The discovery of this particular acetylation, however, was crucial for AR, which was very interesting, he noted. "We discovered the 609-site present in the DNA-binding region that resembles the fingers holding the DNA, also known as 'zink-finger,'" he said. "This acetylation allowed AR to bind the DNA, even in the presence of enzalutamide. We sought to unravel the mechanistic details of successive interdependent AR modification events that show resistance to AR antagonists.

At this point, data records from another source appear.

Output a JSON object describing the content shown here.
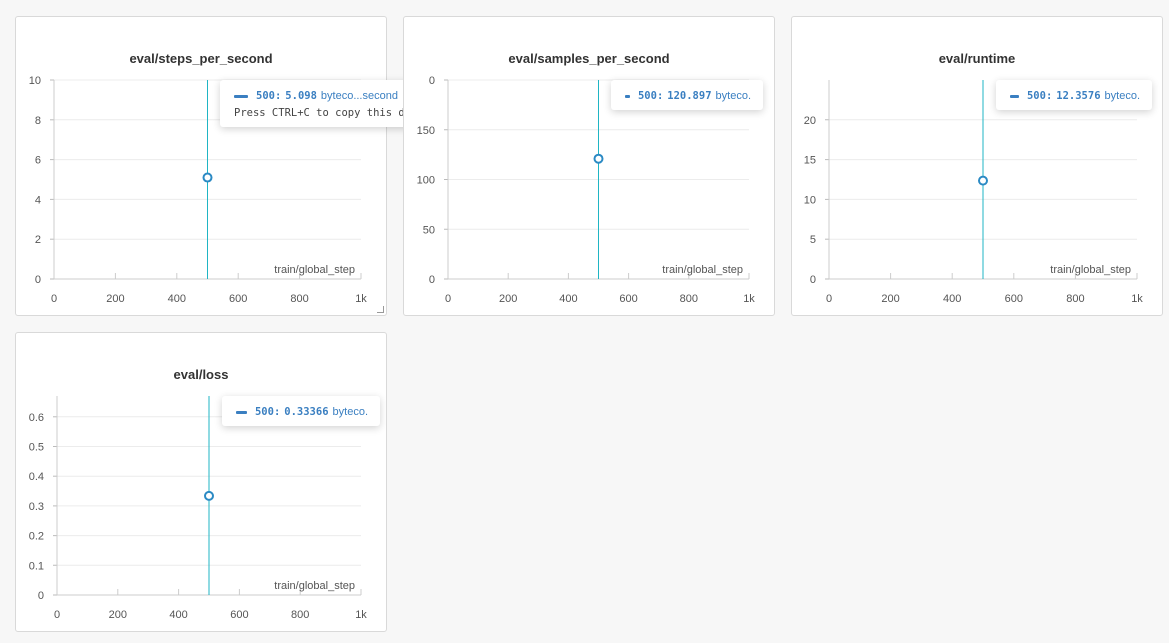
{
  "chart_data": [
    {
      "type": "scatter",
      "title": "eval/steps_per_second",
      "xlabel": "train/global_step",
      "ylabel": "",
      "xlim": [
        0,
        1000
      ],
      "ylim": [
        0,
        10
      ],
      "x_ticks": [
        "0",
        "200",
        "400",
        "600",
        "800",
        "1k"
      ],
      "y_ticks": [
        "0",
        "2",
        "4",
        "6",
        "8",
        "10"
      ],
      "series": [
        {
          "x": [
            500
          ],
          "y": [
            5.098
          ]
        }
      ],
      "tooltip": {
        "step": "500",
        "value": "5.098",
        "run": "byteco...second",
        "hint": "Press CTRL+C to copy this data"
      }
    },
    {
      "type": "scatter",
      "title": "eval/samples_per_second",
      "xlabel": "train/global_step",
      "ylabel": "",
      "xlim": [
        0,
        1000
      ],
      "ylim": [
        0,
        200
      ],
      "x_ticks": [
        "0",
        "200",
        "400",
        "600",
        "800",
        "1k"
      ],
      "y_ticks": [
        "0",
        "50",
        "100",
        "150",
        "0"
      ],
      "series": [
        {
          "x": [
            500
          ],
          "y": [
            120.897
          ]
        }
      ],
      "tooltip": {
        "step": "500",
        "value": "120.897",
        "run": "byteco.",
        "hint": ""
      }
    },
    {
      "type": "scatter",
      "title": "eval/runtime",
      "xlabel": "train/global_step",
      "ylabel": "",
      "xlim": [
        0,
        1000
      ],
      "ylim": [
        0,
        25
      ],
      "x_ticks": [
        "0",
        "200",
        "400",
        "600",
        "800",
        "1k"
      ],
      "y_ticks": [
        "0",
        "5",
        "10",
        "15",
        "20"
      ],
      "series": [
        {
          "x": [
            500
          ],
          "y": [
            12.3576
          ]
        }
      ],
      "tooltip": {
        "step": "500",
        "value": "12.3576",
        "run": "byteco.",
        "hint": ""
      }
    },
    {
      "type": "scatter",
      "title": "eval/loss",
      "xlabel": "train/global_step",
      "ylabel": "",
      "xlim": [
        0,
        1000
      ],
      "ylim": [
        0,
        0.67
      ],
      "x_ticks": [
        "0",
        "200",
        "400",
        "600",
        "800",
        "1k"
      ],
      "y_ticks": [
        "0",
        "0.1",
        "0.2",
        "0.3",
        "0.4",
        "0.5",
        "0.6"
      ],
      "series": [
        {
          "x": [
            500
          ],
          "y": [
            0.33366
          ]
        }
      ],
      "tooltip": {
        "step": "500",
        "value": "0.33366",
        "run": "byteco.",
        "hint": ""
      }
    }
  ],
  "colors": {
    "line": "#1fb5c4",
    "point": "#2b8ac4",
    "tooltip_text": "#3a7fc1",
    "grid": "#ececec"
  }
}
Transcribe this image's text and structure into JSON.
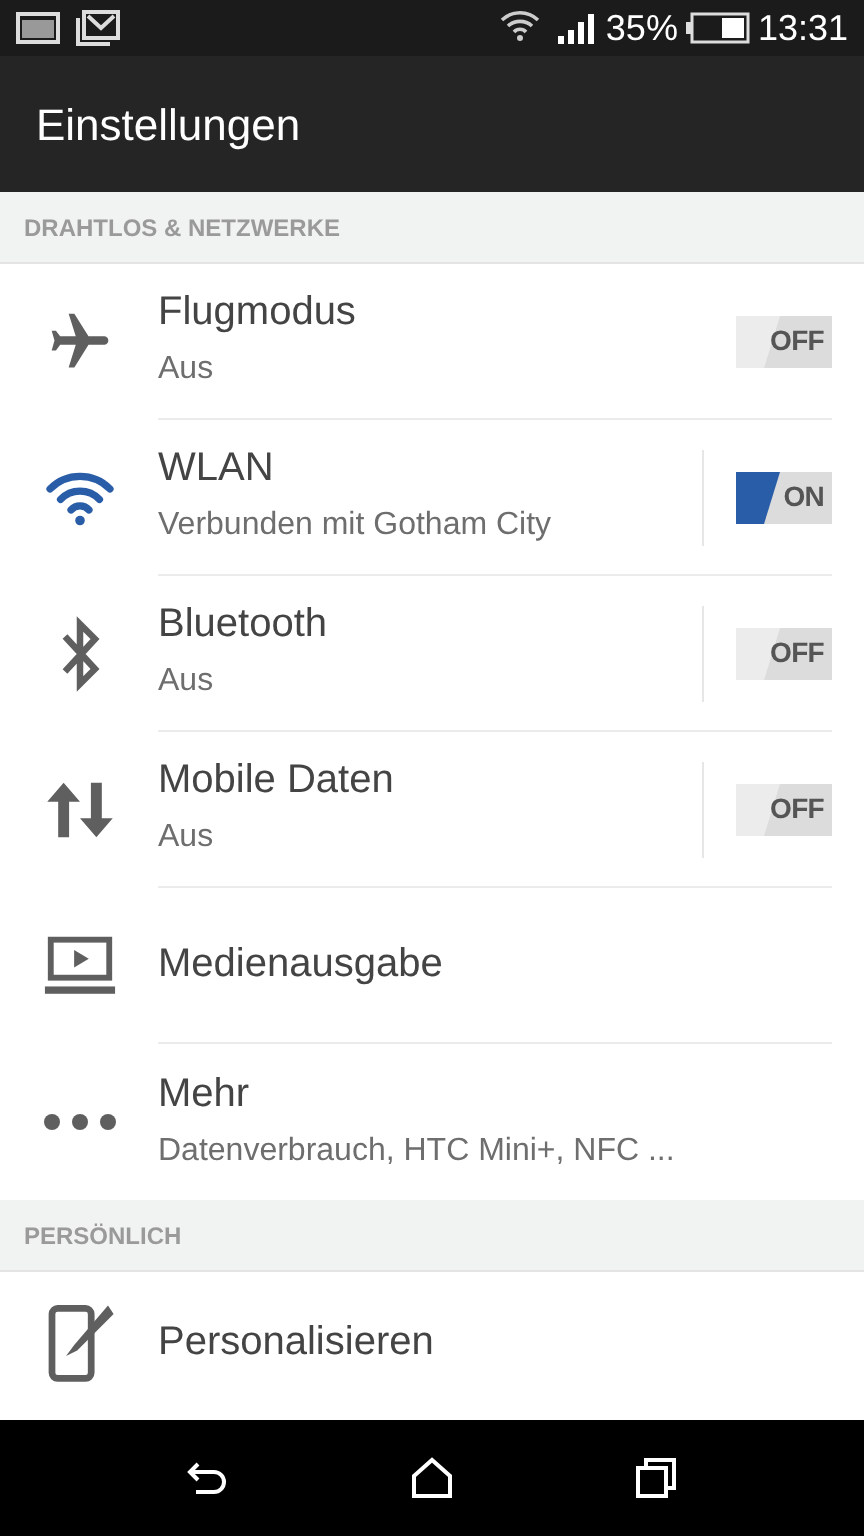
{
  "status_bar": {
    "battery_percent": "35%",
    "time": "13:31"
  },
  "app_bar": {
    "title": "Einstellungen"
  },
  "sections": [
    {
      "header": "DRAHTLOS & NETZWERKE",
      "items": [
        {
          "kind": "toggle",
          "title": "Flugmodus",
          "subtitle": "Aus",
          "on": false,
          "switch_label": "OFF",
          "split": false
        },
        {
          "kind": "toggle",
          "title": "WLAN",
          "subtitle": "Verbunden mit Gotham City",
          "on": true,
          "switch_label": "ON",
          "split": true
        },
        {
          "kind": "toggle",
          "title": "Bluetooth",
          "subtitle": "Aus",
          "on": false,
          "switch_label": "OFF",
          "split": true
        },
        {
          "kind": "toggle",
          "title": "Mobile Daten",
          "subtitle": "Aus",
          "on": false,
          "switch_label": "OFF",
          "split": true
        },
        {
          "kind": "plain",
          "title": "Medienausgabe"
        },
        {
          "kind": "plain",
          "title": "Mehr",
          "subtitle": "Datenverbrauch, HTC Mini+, NFC ..."
        }
      ]
    },
    {
      "header": "PERSÖNLICH",
      "items": [
        {
          "kind": "plain",
          "title": "Personalisieren"
        }
      ]
    }
  ]
}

When we realized this acetylation was dependent on AR Y267 phosphorylation, then we could use a compound, (R)-9b that we had discovered earlier in our lab as an inhibitor targeting the ACK1-AR nexus."
Single & Combination Treatments
To begin, the team first injected tumor-bearing mice with the (R)-9b compound, which was highly effective in suppressing the tumor growth.
"Initially, we decided to route the compound subcutaneously; however, we learned a better strategy was to give the compound orally, which worked very well in mouse models," said Mahajan. "Now we have identified a compound that has the ability to suppress enzalutamide-resistant tumors when administered orally."
In a slightly different study, from the human perspective, Mahajan and his team tested 80 human samples of tumor cells from the earliest to the latter stages of cancer, as well as normal human prostate. "We questioned: What is the level of this acetylate in these patients? We were glad to see that those with a normal human prostate barely showed any expression," he noted.
However, as disease progressed, it showed increases in the AR acetylation. "This is an important piece of the evidence that patients with later stage or metastatic disease are more likely to have a harder time responding to enzalutamide," Mahajan shared. "We need to conduct more studies to reach long-term efficacy in the patients, so we understand this disease." He said the team has a clinical trial set for next year.
"We think (R)-9b could be combined to reach a far greater efficacy, as opposed to using one drug," he stated. The goal is to use the drug as a single approach and as a combination of treatments. "We are working diligently and hope that by next year we will accomplish our goal so that these patients have more treatment options."
Amy Gallagher is a contributing writer.